When it comes to the role of students in the Academy, Giroux expands on his ideas in this interview.

They [students] often come to the university with no language for defining themselves or citizenship itself outside of the demands of a consumerist society, making it all the more difficult for them to challenge the university as an adjunct of corporate values and interests. This means that those of us teaching in the humanities not only inhabit classrooms with dwindling resources, but increasingly face students who do not value knowledge that does not immediately translate into a job opportunity or seems at odds with simple translations offered by an utterly commodified popular culture.

This is what is most unsettling about the current era that we live in. After the largest failure of global capital in 70 years, not to mention the largest ecological catastrophe in United States history in the form of Big Oil’s assault on the Gulf of Mexico, very few of us are asking, “How could things be different?” Not only do we fail to ask what could be different, we come to school as if programmed to accept the status quo as inevitable, and our role within it seems inevitable too.  As Giroux notes in his article about the disappearing intellectual, according to the current discourse, “the economic order is either sanctioned by God or exists simply as an extension of nature.

When I read this, I had just reached the chapter in Capital where Marx explicitly says that relations between workers and capitalists are not a product of nature. But as Giroux is saying, that’s not what you’d think by looking at popular culture or even the academy. Neo-liberalism has been so triumphant that capitalism now seems as inevitable as the passing of the seasons. The logic has been internalized by rich and poor alike.
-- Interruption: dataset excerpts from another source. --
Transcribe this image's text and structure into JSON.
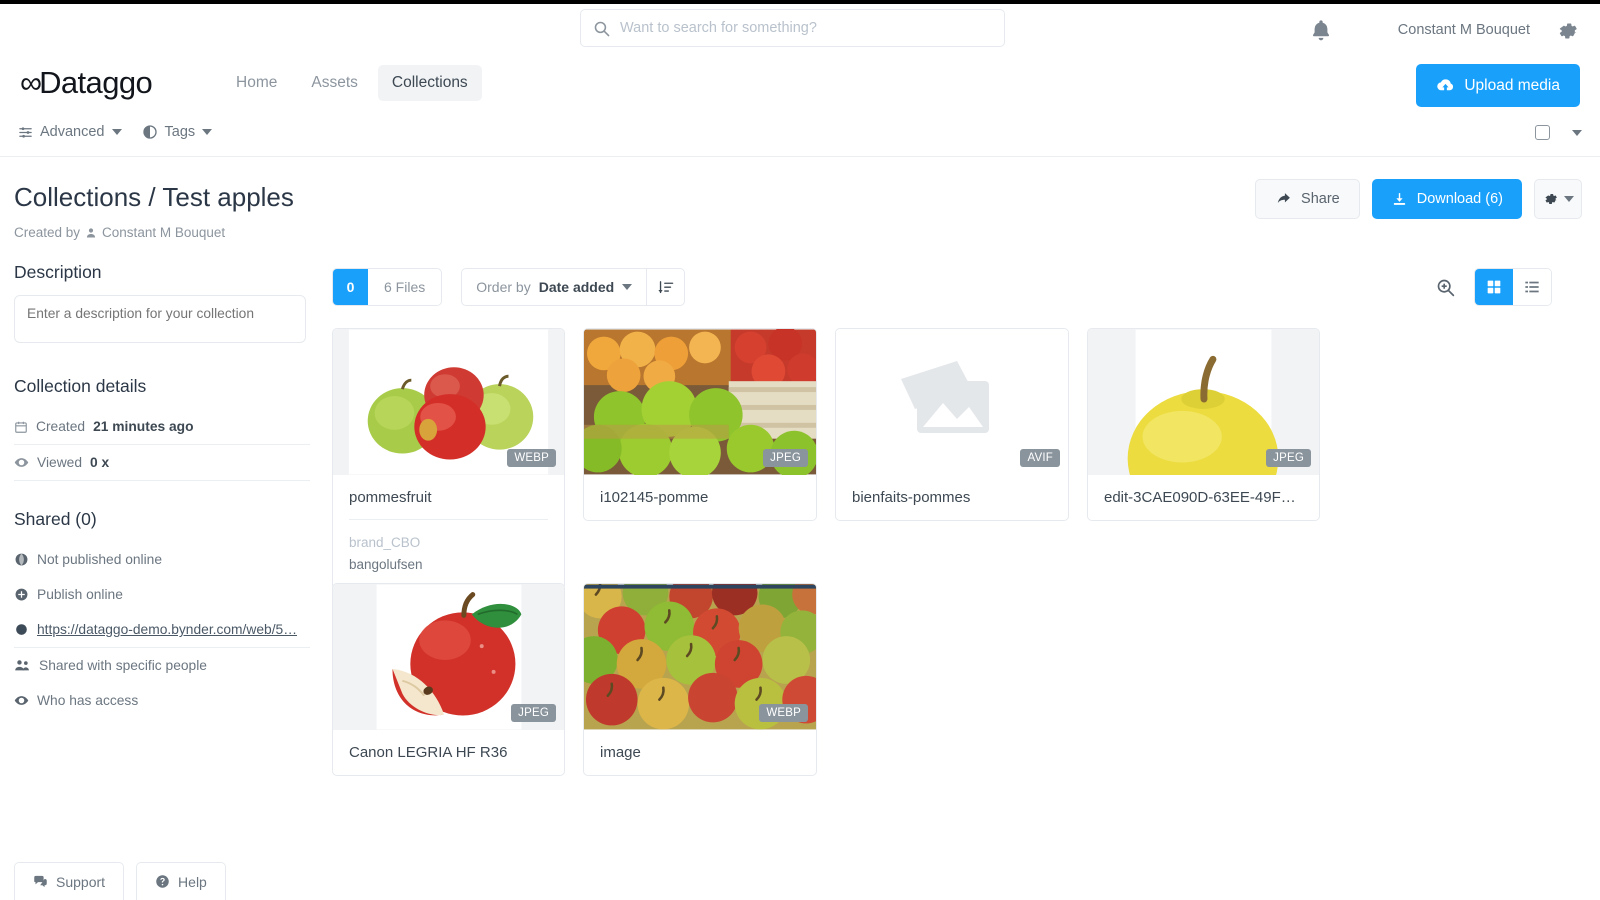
{
  "topbar": {
    "search": {
      "placeholder": "Want to search for something?",
      "value": ""
    },
    "user_name": "Constant M Bouquet",
    "bell_icon": "bell-icon",
    "gear_icon": "gear-icon"
  },
  "nav": {
    "logo": "Dataggo",
    "logo_mark": "∞",
    "links": [
      {
        "label": "Home",
        "active": false
      },
      {
        "label": "Assets",
        "active": false
      },
      {
        "label": "Collections",
        "active": true
      }
    ],
    "upload_label": "Upload media",
    "upload_icon": "cloud-upload-icon"
  },
  "filter_bar": {
    "advanced_label": "Advanced",
    "advanced_icon": "sliders-icon",
    "tags_label": "Tags",
    "tags_icon": "contrast-circle-icon",
    "select_all_icon": "checkbox-icon",
    "more_icon": "chevron-down-icon"
  },
  "header": {
    "breadcrumb": "Collections / Test apples",
    "created_by_label": "Created by",
    "created_by_user": "Constant M Bouquet",
    "created_by_icon": "user-icon",
    "share_label": "Share",
    "share_icon": "share-arrow-icon",
    "download_label": "Download (6)",
    "download_icon": "download-icon",
    "settings_icon": "gear-icon"
  },
  "sidebar": {
    "description_title": "Description",
    "description_placeholder": "Enter a description for your collection",
    "description_value": "",
    "details_title": "Collection details",
    "details": [
      {
        "icon": "calendar-icon",
        "label": "Created",
        "value": "21 minutes ago"
      },
      {
        "icon": "eye-icon",
        "label": "Viewed",
        "value": "0 x"
      }
    ],
    "shared_title": "Shared (0)",
    "shared_rows": [
      {
        "icon": "globe-icon",
        "label": "Not published online",
        "link": false
      },
      {
        "icon": "plus-circle-icon",
        "label": "Publish online",
        "link": false
      },
      {
        "icon": "link-dot-icon",
        "label": "https://dataggo-demo.bynder.com/web/5…",
        "link": true
      },
      {
        "icon": "people-icon",
        "label": "Shared with specific people",
        "link": false
      },
      {
        "icon": "eye-icon",
        "label": "Who has access",
        "link": false
      }
    ]
  },
  "toolbar": {
    "selected_count": "0",
    "files_label": "6 Files",
    "order_prefix": "Order by",
    "order_value": "Date added",
    "sort_icon": "sort-desc-icon",
    "zoom_icon": "magnifier-plus-icon",
    "grid_view_icon": "grid-view-icon",
    "list_view_icon": "list-view-icon",
    "active_view": "grid"
  },
  "assets": [
    {
      "name": "pommesfruit",
      "format": "WEBP",
      "preview": "apples-group",
      "tags": [
        "brand_CBO",
        "bangolufsen"
      ],
      "has_preview": true,
      "letterbox": true
    },
    {
      "name": "i102145-pomme",
      "format": "JPEG",
      "preview": "apple-crates",
      "tags": [],
      "has_preview": true,
      "letterbox": false
    },
    {
      "name": "bienfaits-pommes",
      "format": "AVIF",
      "preview": "no-preview-placeholder",
      "tags": [],
      "has_preview": false,
      "letterbox": false
    },
    {
      "name": "edit-3CAE090D-63EE-49FE…",
      "format": "JPEG",
      "preview": "yellow-apple",
      "tags": [],
      "has_preview": true,
      "letterbox": true
    },
    {
      "name": "Canon LEGRIA HF R36",
      "format": "JPEG",
      "preview": "red-apple-slice",
      "tags": [],
      "has_preview": true,
      "letterbox": true
    },
    {
      "name": "image",
      "format": "WEBP",
      "preview": "apple-pile",
      "tags": [],
      "has_preview": true,
      "letterbox": false
    }
  ],
  "footer": {
    "support_label": "Support",
    "support_icon": "chat-icon",
    "help_label": "Help",
    "help_icon": "question-circle-icon"
  },
  "colors": {
    "accent": "#18a0fb",
    "text": "#3d4852",
    "muted": "#8c959e",
    "border": "#e6eaee",
    "badge": "#8a949c"
  }
}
In a certain respect, one can see why it’s so effective. At essence, the message is a very, very simple one. “Allow individuals maximum freedom to pursue their own self-interest, and prosperity and happiness will follow.” This appeals to people’s sense of inherent worth. They’ll say “I’m canny and enterprising… I could be rich and happy… if I could just get ahead.”  Then the bigoted among them, which might include many in the Tea Party, would add, “I could be rich and happy,  just if government could get out of my way… or if those lazy blacks weren’t stealing all my money for their social programs… or if those Mexicans weren’t taking all the jobs” etc.

Politics then gets reduced to the dynamic of individual on one side and all the freedom-menacing forces on the other. Meanwhile, we overlook how we historically developed into the system we live in today. And the system, as it’s currently constructed, does not actually permit a whole lot of freedom, unless we’re talking about the amazing freedom of being able to consume a nearly infinite number of consumer products. Our lack of freedom is not down to some statist, socialist plot. It’s because capitalists own and control the game.

You can almost palpably feel the shackles. It isn’t that we cannot protest or voice dissent. It isn’t that we can’t write books or blogs that question the system. It’s that we cannot see dissent leading to meaningful change. The existing order has only intensified in its power. Without a critical mass of dissenters, individuals start to question the merit of their own actions. We might cohere for a while in a small group, but to be dedicated to round-the-clock dissent is very difficult, because there is no space where the rules of capitalism don’t apply; you can’t throw yourself into uncompromising rebellion because you’re going to end up unemployed, broke, on the streets, or worse, in jail. And in the West, there are no squats or communes or alternate forms of living that pose a genuine threat to the state — with the possible exception of Indian reserves — so alternate means of living these days are essentially a retreat and a form of escapism, rather than a means of starting the transition to another social and economic order.

Nevertheless, as Giroux and others have noted, there is still a lot of work ahead in the realm of theory, and so there is no reason to give up.  At the moment, I am not convinced that there actually is a viable alternative to capitalism; not one that takes into account the exact conditions we find ourselves in here and now. Efforts are being made to conceptualize an alternate form of economics, to define value differently, and many are embarking on ways of understanding how we return to a peaceable form of agriculture — including my own cousin and his wife. Others are occupied with figuring out more equitable forms of social relations — hence feminism and post-colonial discourse — and exploding the narrow confines of mass culture-imposed identity. At some point, hopefully, many of these efforts will come together in a unifying vision that offers to the public en masse a path out of our current quagmire.

If this is indeed the task ahead, the importance of what Giroux is talking about is accentuated only more. At the moment, the Academy appears to be one of the major places where an expansive theory capable of transforming the prevailing destructive ethos could have its productive birth.

It is precisely over the creation of alternative democratic public spheres that such a struggle against neoliberal, economic Darwinism can and should be waged by academics, intellectuals, artists, and other cultural workers. Higher education, labor unions, the alternative media and progressive social movements offer important sites for academics and other intellectuals to form alliances, reach out to a broader public and align with larger social movements. Critical intellectuals must do whatever they can to nurture formative critical cultures and social movements that can dream beyond the “mad-agency that is power in a new form, death-in-life.”[32] At the same time, they must challenge all aspects of the neoliberal disciplinary apparatus – from its institutions of power to its pedagogical modes of rationality – in order to make its politics, pedagogy and hidden registers of power visible. Only then will the struggle for the renewal of peace and justice become possible.

So it’s hardly a time for the intellectual to disappear. On the contrary. It’s time for the intellectual to roll up the sleeves of his wrinkly shirt, beat his fist upon the dusty chalkboard, and roar to his students, “Let’s build the new socio-economic order!”

Henry Giroux is the Global TV Network Chair in English and Cultural Studies at McMaster University, Hamilton, Canada. (The title seems a little ironic; I’m sure I’m not the only one to have noticed.)